Come darle torto? Ogni vita è «un mix esoterico», solo le agiografie scorrono lisce come l´olio. Ma che spaesamento: Nicole Kidman sirenetta dorata, volta la carta e c´è la smorfia di dolore di Susan dopo la mastectomia; mamma e papà Leibovitz curvi e anziani sparecchiano la cucina, volta la carta e c´è Scarlett Johansson languida odalisca. Il contrasto è quasi intollerabile, vien voglia di ribellarsi a questa apparente schizofrenia, di scegliere la “verità” dello sguardo privato contro la “falsità” di quello commerciale, la carne contro la plastica, il ruvido contro il liscio, la terra contro le stelle, le lacrime contro il make-up. E ad essere onesti, la commossa Annie delle sequenze in bianconero, degli splendidi ritratti intimi di Susan, delle carezze visuali a genitori, fratello e figlie, sembra davvero più sincera e profonda della superpagata professionista Ms. Leibovitz. Alla quale è stata spesso rimproverata, non senza ragione, la rinuncia a uno stile riconoscibile (non la rudezza di un Karsh, non l´apparente cinismo di un Avedon, non la calligrafia di un Newman) a favore di un eclettismo lasciato all´intuizione del momento, capace di produrre colpi di genio (l´abbraccio di John Lennon nudo e latteo a Yoko Ono vestita di nero, preso sei ore prima dell´omicidio dell´ex Beatle), celebri trasgressioni (il nudo di Demi Moore vistosamente incinta, che Sontag pretese e ottenne di far finire sulla copertina di Vanity Fair), istanti di intensa introspezione (uno splendido Al Pacino in una scura stanza spoglia); ma anche pose prevedibili (Bill Gates davanti a un computer), stucchevoli cliché (Cindy Crawford come Eva abbracciata a un serpente) e originalità divertenti ma senza spessore (Jack Nicholson che gioca a golf in vestaglia e ciabatte).
Difetti che svaniscono d´incanto nel suo lavoro privato e segreto, preso a mano libera, con macchine di piccolo formato, senza stage, «senza l´obbligo di dover scattare», foto affettive, da album di famiglia, destinate alla memoria privata e all´intimo rimpianto. Ma anche nei paesaggi, sparsi nel libro a mo´ di parentesi, per allentare la tensione narrativa; e soprattutto nei rari, duri reportage, come quello nella Sarajevo sotto assedio, dove Susan la portò per aiutarla a sfuggire all´intossicazione da glamour e insegnarle a «spogliare la realtà».

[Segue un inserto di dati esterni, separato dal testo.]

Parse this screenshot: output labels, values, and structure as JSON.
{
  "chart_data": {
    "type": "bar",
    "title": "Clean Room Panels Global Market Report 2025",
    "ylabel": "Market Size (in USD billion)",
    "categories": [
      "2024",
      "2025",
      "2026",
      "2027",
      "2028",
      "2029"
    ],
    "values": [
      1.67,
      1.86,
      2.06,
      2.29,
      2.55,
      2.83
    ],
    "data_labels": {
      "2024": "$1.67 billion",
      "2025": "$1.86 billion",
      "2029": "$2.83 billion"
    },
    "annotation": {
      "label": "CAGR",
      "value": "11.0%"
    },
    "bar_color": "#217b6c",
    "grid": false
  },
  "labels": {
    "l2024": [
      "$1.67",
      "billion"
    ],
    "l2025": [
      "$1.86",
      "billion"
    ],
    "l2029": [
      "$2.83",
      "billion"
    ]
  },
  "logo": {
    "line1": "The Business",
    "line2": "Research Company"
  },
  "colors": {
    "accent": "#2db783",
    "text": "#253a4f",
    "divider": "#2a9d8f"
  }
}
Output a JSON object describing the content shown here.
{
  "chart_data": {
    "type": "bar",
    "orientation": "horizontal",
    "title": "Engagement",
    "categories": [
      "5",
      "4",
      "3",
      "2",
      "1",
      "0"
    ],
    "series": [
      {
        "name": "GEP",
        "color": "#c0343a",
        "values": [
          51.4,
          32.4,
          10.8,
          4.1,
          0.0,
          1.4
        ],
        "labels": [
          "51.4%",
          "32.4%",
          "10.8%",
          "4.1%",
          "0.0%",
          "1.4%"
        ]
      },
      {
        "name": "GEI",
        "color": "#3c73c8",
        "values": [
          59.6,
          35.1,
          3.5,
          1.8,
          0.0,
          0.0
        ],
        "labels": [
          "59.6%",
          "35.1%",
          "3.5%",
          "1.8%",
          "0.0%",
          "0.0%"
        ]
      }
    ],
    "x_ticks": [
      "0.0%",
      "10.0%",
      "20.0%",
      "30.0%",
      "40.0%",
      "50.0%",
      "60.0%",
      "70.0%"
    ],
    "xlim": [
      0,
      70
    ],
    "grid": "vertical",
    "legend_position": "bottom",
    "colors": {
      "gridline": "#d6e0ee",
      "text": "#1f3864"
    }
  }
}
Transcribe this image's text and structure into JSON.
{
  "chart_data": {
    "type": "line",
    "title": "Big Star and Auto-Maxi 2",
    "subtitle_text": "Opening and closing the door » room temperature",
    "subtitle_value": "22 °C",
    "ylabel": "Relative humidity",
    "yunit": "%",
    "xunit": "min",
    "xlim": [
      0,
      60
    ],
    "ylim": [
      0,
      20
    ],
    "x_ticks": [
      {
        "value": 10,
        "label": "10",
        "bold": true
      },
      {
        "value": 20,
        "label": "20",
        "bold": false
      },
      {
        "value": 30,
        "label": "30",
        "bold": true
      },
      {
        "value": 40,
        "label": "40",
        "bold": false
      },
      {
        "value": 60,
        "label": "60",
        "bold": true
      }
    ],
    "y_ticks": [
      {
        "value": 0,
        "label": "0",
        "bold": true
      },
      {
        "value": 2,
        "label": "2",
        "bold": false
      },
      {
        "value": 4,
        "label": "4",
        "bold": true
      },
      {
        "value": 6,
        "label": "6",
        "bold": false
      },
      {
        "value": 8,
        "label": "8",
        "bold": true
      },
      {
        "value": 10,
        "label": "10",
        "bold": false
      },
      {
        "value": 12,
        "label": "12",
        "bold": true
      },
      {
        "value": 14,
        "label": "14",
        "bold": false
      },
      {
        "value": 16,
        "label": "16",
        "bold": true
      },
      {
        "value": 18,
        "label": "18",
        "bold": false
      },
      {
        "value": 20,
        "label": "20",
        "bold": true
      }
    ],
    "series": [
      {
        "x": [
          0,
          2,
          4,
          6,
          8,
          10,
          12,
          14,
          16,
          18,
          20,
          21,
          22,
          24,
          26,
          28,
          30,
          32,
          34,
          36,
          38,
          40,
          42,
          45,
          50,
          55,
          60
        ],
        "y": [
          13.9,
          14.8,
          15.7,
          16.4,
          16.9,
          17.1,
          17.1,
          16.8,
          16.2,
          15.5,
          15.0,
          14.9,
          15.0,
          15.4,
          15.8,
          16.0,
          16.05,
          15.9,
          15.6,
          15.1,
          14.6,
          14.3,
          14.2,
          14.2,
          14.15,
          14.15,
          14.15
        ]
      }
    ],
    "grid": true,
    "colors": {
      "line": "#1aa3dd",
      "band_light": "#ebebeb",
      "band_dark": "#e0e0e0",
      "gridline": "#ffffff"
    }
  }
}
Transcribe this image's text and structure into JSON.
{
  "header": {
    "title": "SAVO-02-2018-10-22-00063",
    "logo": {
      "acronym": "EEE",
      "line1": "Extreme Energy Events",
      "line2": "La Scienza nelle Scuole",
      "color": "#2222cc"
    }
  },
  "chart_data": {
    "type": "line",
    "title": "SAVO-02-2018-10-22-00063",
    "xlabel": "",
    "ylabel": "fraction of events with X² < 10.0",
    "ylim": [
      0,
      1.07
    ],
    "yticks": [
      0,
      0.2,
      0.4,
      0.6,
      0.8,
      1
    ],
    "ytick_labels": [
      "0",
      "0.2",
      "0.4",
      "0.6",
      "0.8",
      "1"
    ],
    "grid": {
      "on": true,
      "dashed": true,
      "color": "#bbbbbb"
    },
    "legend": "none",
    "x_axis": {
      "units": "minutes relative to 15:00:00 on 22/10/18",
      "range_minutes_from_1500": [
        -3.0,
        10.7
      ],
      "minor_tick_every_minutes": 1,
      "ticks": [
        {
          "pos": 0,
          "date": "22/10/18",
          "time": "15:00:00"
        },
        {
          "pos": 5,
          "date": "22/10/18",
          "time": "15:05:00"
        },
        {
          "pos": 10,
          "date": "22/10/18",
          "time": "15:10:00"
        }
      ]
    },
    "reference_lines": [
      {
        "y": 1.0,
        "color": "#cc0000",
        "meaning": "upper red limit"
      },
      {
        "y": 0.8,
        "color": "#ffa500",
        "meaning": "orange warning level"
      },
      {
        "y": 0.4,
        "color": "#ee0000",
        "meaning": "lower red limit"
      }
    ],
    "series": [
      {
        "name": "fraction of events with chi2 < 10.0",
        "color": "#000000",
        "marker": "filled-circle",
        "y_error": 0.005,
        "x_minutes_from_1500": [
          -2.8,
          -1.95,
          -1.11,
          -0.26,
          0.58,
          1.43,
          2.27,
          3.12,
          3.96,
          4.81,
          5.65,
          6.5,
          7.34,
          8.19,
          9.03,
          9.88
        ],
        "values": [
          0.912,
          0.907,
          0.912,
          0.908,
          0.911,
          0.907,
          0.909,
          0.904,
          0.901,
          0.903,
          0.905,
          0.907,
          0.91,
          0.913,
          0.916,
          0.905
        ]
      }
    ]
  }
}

Ma non sarebbe giusto né rispettoso. C´è una sola Annie Leibovitz, e lei stessa ci sfida a prenderla tutta, o lasciarla. Questo diario è «la cosa più vicina a me tra tutte quelle che io abbia mai fatto». Ci chiede di apprezzarla solo così, tutta intera. Ma forse vuole dirci qualcosa di più. Questo catalogo di un quindicennio di vita, del resto, è stato composto «come se Susan fosse dietro le mie spalle», e Sontag è l´autrice di saggi fondamentali per comprendere la fotografia. Questo libro di poche parole ci spiega semplicemente che è tutta quanta la fotografia (la sua storia, la sua ambiguità) che dobbiamo accettare, senza snobismi, se vogliamo avere in cambio qualcosa da lei. La fotografia che inganna e quella che rivela, quella che racconta e quella che finge, quella che inquieta e quella che appaga, sono in fondo la stessa cosa: lo specchio fatato che lusinga le nostre brame e, sull´altra faccia, quello impietoso che ci svela la nostra fragilità.